JOHANNESBURG — There is an undertone of disquiet about the 2010 World Cup. It is difficult to pin down exactly, but the feeling is pervasive and clues to its identity seem to surface daily.
It would be too much to blame it on the country's sad and complicated history, but the legacy of apartheid did come into play Wednesday.
Readers in Johannesburg awoke to see the headline "History is on Bafana's side" emblazoned across the front page of the Star.
The reference was host South Africa's game against Uruguay and also to June 16, 1976, when thousands of schoolchildren in Soweto staged a protest march. The protest escalated over the following days and weeks and, in the resulting and inevitable police crackdown, roughly 700 people died.
"Tomorrow is important, especially for youth," South Africa's captain, Aaron Mokoena, said Tuesday. "It is a really special day for everyone and it would be great to win on the day. It is a day South Africa always remembers."
Sadly, playing on the 34th anniversary of the nation-altering youth march, South Africa was beaten 3-0 by Uruguay and its chances of advancing to the next round were diminished severely.
There was similar misery Wednesday afternoon for European champion Spain, the tournament favorite. It crashed to a 1-0 defeat to upstart Switzerland. The implications are far-reaching.

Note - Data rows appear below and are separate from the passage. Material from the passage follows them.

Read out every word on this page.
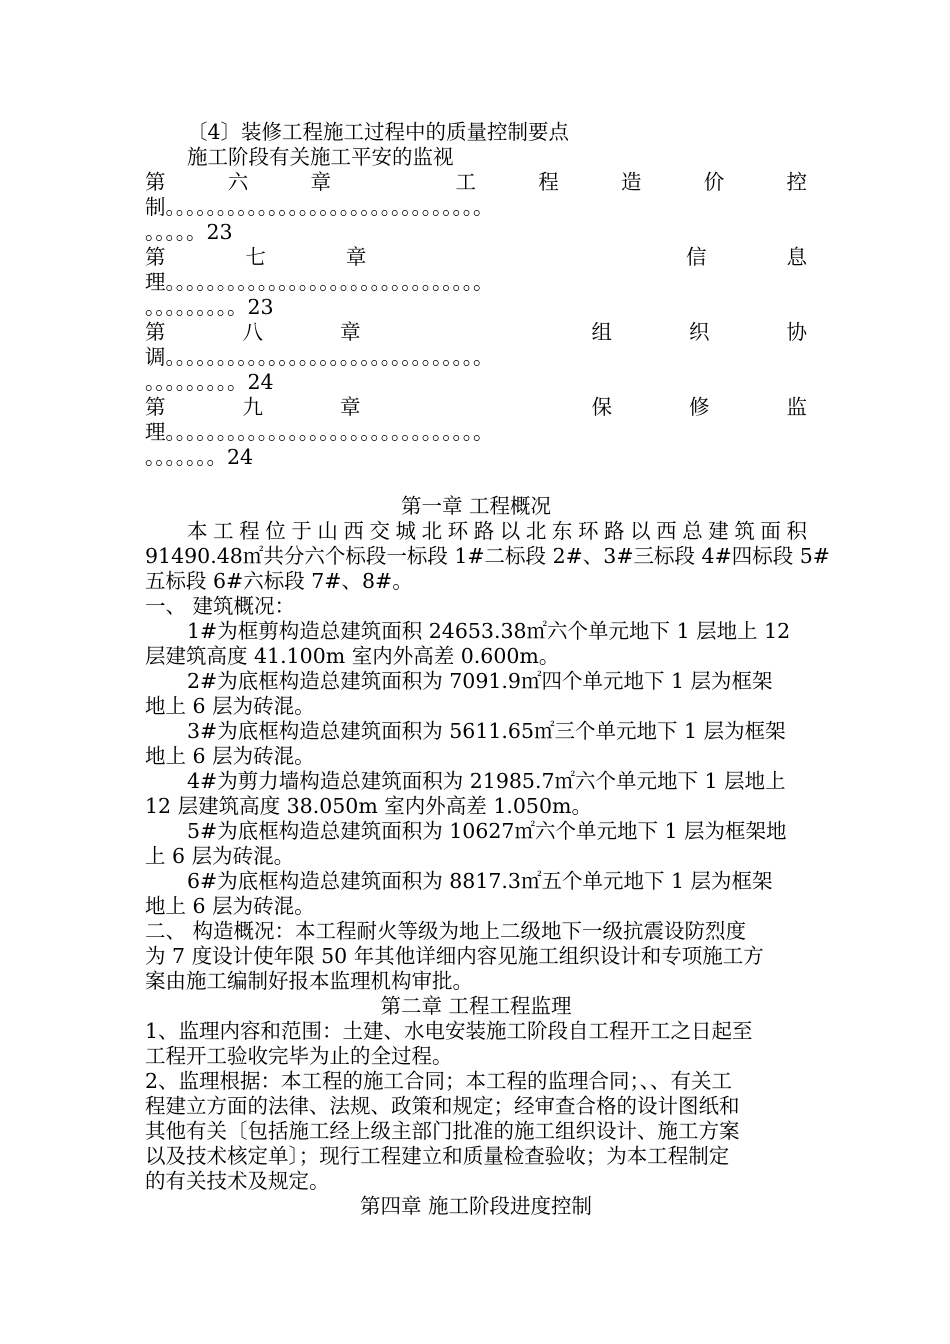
〔4〕装修工程施工过程中的质量控制要点
施工阶段有关施工平安的监视
第	六	章	工	程	造	价	控
制。。。。。。。。。。。。。。。。。。。。。。。。。。。。。。。
。。。。。23
第	七	章	信	息
理。。。。。。。。。。。。。。。。。。。。。。。。。。。。。。。
。。。。。。。。。23
第	八	章	组	织	协
调。。。。。。。。。。。。。。。。。。。。。。。。。。。。。。。
。。。。。。。。。24
第	九	章	保	修	监
理。。。。。。。。。。。。。。。。。。。。。。。。。。。。。。。
。。。。。。。24
第一章 工程概况
本工程位于山西交城北环路以北东环路以西总建筑面积
91490.48㎡共分六个标段一标段 1#二标段 2#、3#三标段 4#四标段 5#
五标段 6#六标段 7#、8#。
一、 建筑概况：
1#为框剪构造总建筑面积 24653.38㎡六个单元地下 1 层地上 12
层建筑高度 41.100m 室内外高差 0.600m。
2#为底框构造总建筑面积为 7091.9㎡四个单元地下 1 层为框架
地上 6 层为砖混。
3#为底框构造总建筑面积为 5611.65㎡三个单元地下 1 层为框架
地上 6 层为砖混。
4#为剪力墙构造总建筑面积为 21985.7㎡六个单元地下 1 层地上
12 层建筑高度 38.050m 室内外高差 1.050m。
5#为底框构造总建筑面积为 10627㎡六个单元地下 1 层为框架地
上 6 层为砖混。
6#为底框构造总建筑面积为 8817.3㎡五个单元地下 1 层为框架
地上 6 层为砖混。
二、 构造概况：本工程耐火等级为地上二级地下一级抗震设防烈度
为 7 度设计使年限 50 年其他详细内容见施工组织设计和专项施工方
案由施工编制好报本监理机构审批。
第二章 工程工程监理
1、监理内容和范围：土建、水电安装施工阶段自工程开工之日起至
工程开工验收完毕为止的全过程。
2、监理根据：本工程的施工合同；本工程的监理合同；、、有关工
程建立方面的法律、法规、政策和规定；经审查合格的设计图纸和
其他有关〔包括施工经上级主部门批准的施工组织设计、施工方案
以及技术核定单〕；现行工程建立和质量检查验收；为本工程制定
的有关技术及规定。
第四章 施工阶段进度控制
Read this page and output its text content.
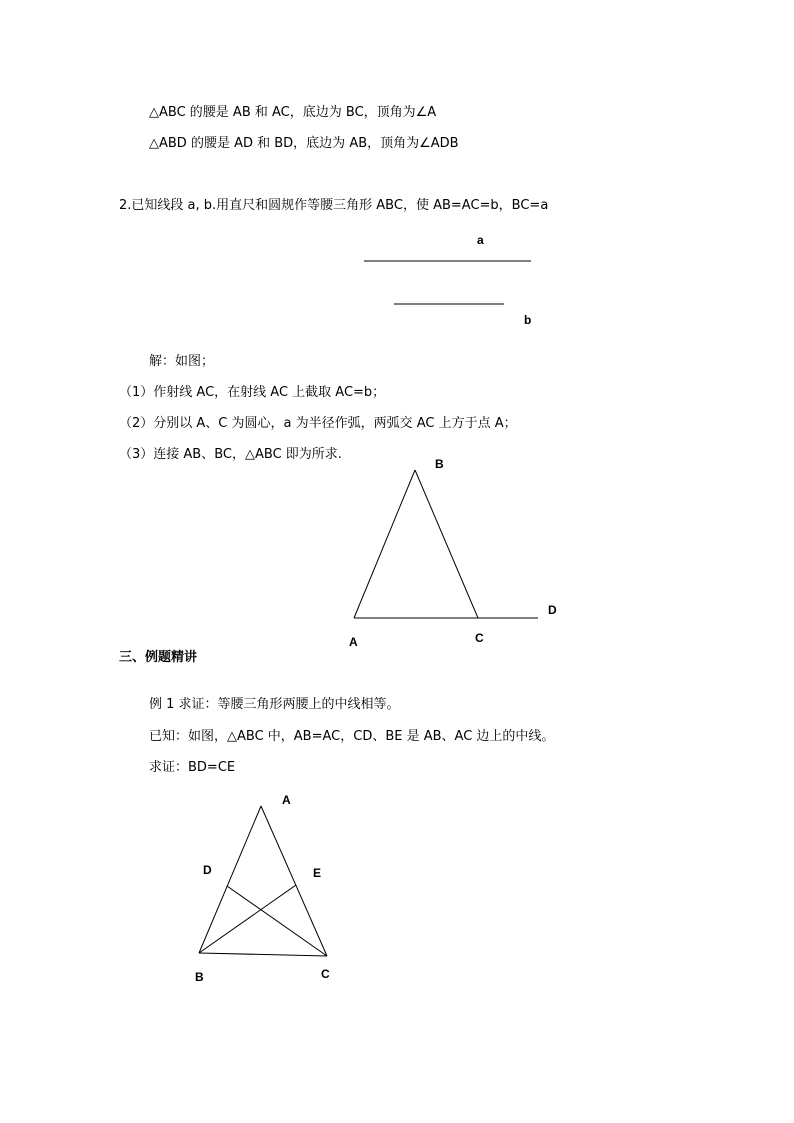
△ABC 的腰是 AB 和 AC，底边为 BC，顶角为∠A
△ABD 的腰是 AD 和 BD，底边为 AB，顶角为∠ADB
2.已知线段 a, b.用直尺和圆规作等腰三角形 ABC，使 AB=AC=b，BC=a
a
b
解：如图；
（1）作射线 AC，在射线 AC 上截取 AC=b；
（2）分别以 A、C 为圆心，a 为半径作弧，两弧交 AC 上方于点 A；
（3）连接 AB、BC，△ABC 即为所求.
B
D
A	C
三、例题精讲
例 1 求证：等腰三角形两腰上的中线相等。
已知：如图，△ABC 中，AB=AC，CD、BE 是 AB、AC 边上的中线。
求证：BD=CE
A
D	E
B	C
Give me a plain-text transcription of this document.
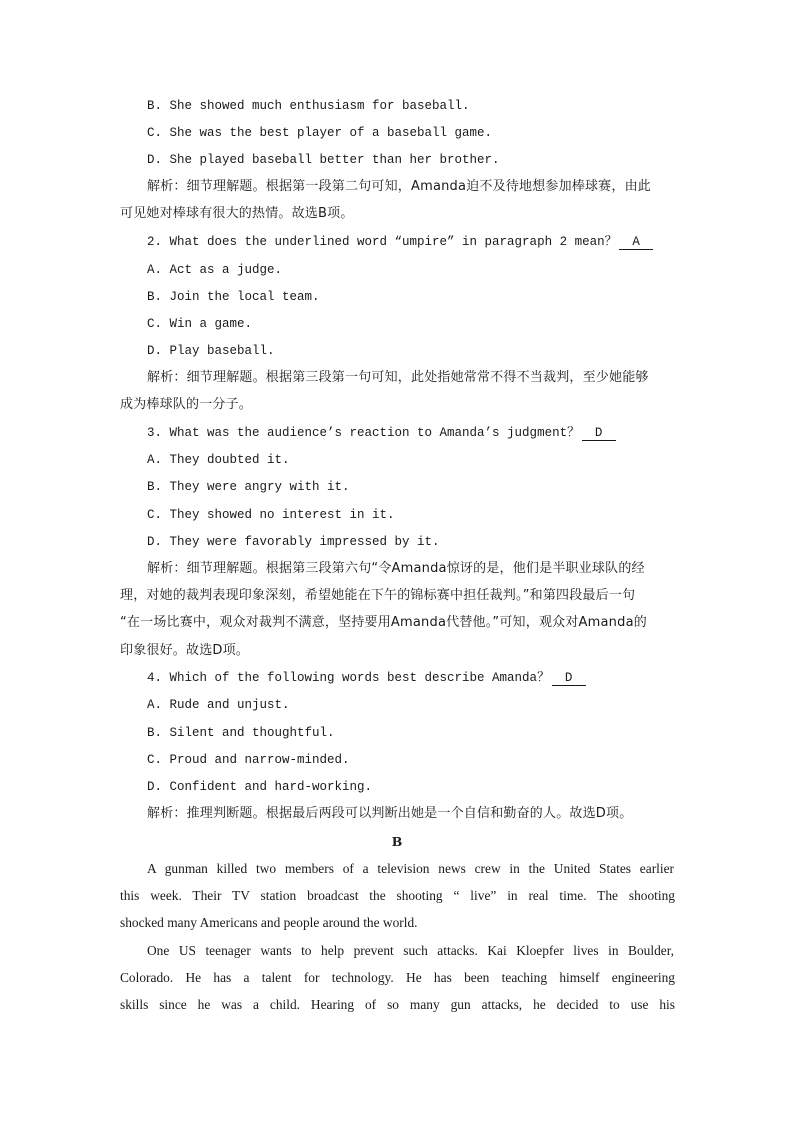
B. She showed much enthusiasm for baseball.
C. She was the best player of a baseball game.
D. She played baseball better than her brother.
解析：细节理解题。根据第一段第二句可知，Amanda迫不及待地想参加棒球赛，由此
可见她对棒球有很大的热情。故选B项。
2. What does the underlined word “umpire” in paragraph 2 mean？ A
A. Act as a judge.
B. Join the local team.
C. Win a game.
D. Play baseball.
解析：细节理解题。根据第三段第一句可知，此处指她常常不得不当裁判，至少她能够
成为棒球队的一分子。
3. What was the audience’s reaction to Amanda’s judgment？ D
A. They doubted it.
B. They were angry with it.
C. They showed no interest in it.
D. They were favorably impressed by it.
解析：细节理解题。根据第三段第六句“令Amanda惊讶的是，他们是半职业球队的经
理，对她的裁判表现印象深刻，希望她能在下午的锦标赛中担任裁判。”和第四段最后一句
“在一场比赛中，观众对裁判不满意，坚持要用Amanda代替他。”可知，观众对Amanda的
印象很好。故选D项。
4. Which of the following words best describe Amanda？ D
A. Rude and unjust.
B. Silent and thoughtful.
C. Proud and narrow-minded.
D. Confident and hard-working.
解析：推理判断题。根据最后两段可以判断出她是一个自信和勤奋的人。故选D项。
B
A gunman killed two members of a television news crew in the United States earlier
this week. Their TV station broadcast the shooting “ live” in real time. The shooting
shocked many Americans and people around the world.
One US teenager wants to help prevent such attacks. Kai Kloepfer lives in Boulder,
Colorado. He has a talent for technology. He has been teaching himself engineering
skills since he was a child. Hearing of so many gun attacks, he decided to use his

No team in the 80-year history of the tournament has lost its first game and gone on the win the World Cup. If that holds true, the talent-loaded Spanish might as well pack their vuvuzelas and head home now.
But it is not only on the playing fields of South Africa that the feelings of unease and uncertainty can be found.
In and around the stadiums, there is labor unrest among the World Cup workers, and police have taken over security at half the venues. The workers claim they are being paid a fraction of what they were promised.
Part of it is also unhappiness over the huge amounts spent to stage the World Cup. Trevor Ngwane, a protest organizer in Durban, explained.
"Our protest is not aimed at disrupting the World Cup," he said. "It's just to remind the government they must get their priorities right. When we ask for jobs, better education and houses, they tell us there is no money. But suddenly there are a billion rand to build stadiums."
The tournament might bring in a half-million tourists and their dollars, but the belief is that such money won't trickle down very far. "The World Cup is just for the elite," said one community worker.
Matters have not been helped by the robberies and other criminal acts that are an almost daily occurrence. It breeds mistrust and fear.
Traffic jams that tie up fans for hours, the incessant backdrop drone of the vuvuzelas, the abomination of a ball that has a mind of its own, frigid winter weather, ticketing fiascos and an alarming decrease in the number of goals — 1.56 per game one-quarter of the way through the tournament — all add up to a less-than-celebratory start for 2010. Even the players realize it.
"To be honest, all the games I've watched haven't been exciting," England striker Wayne Rooney said.
But, as South Africans well know, things do get better.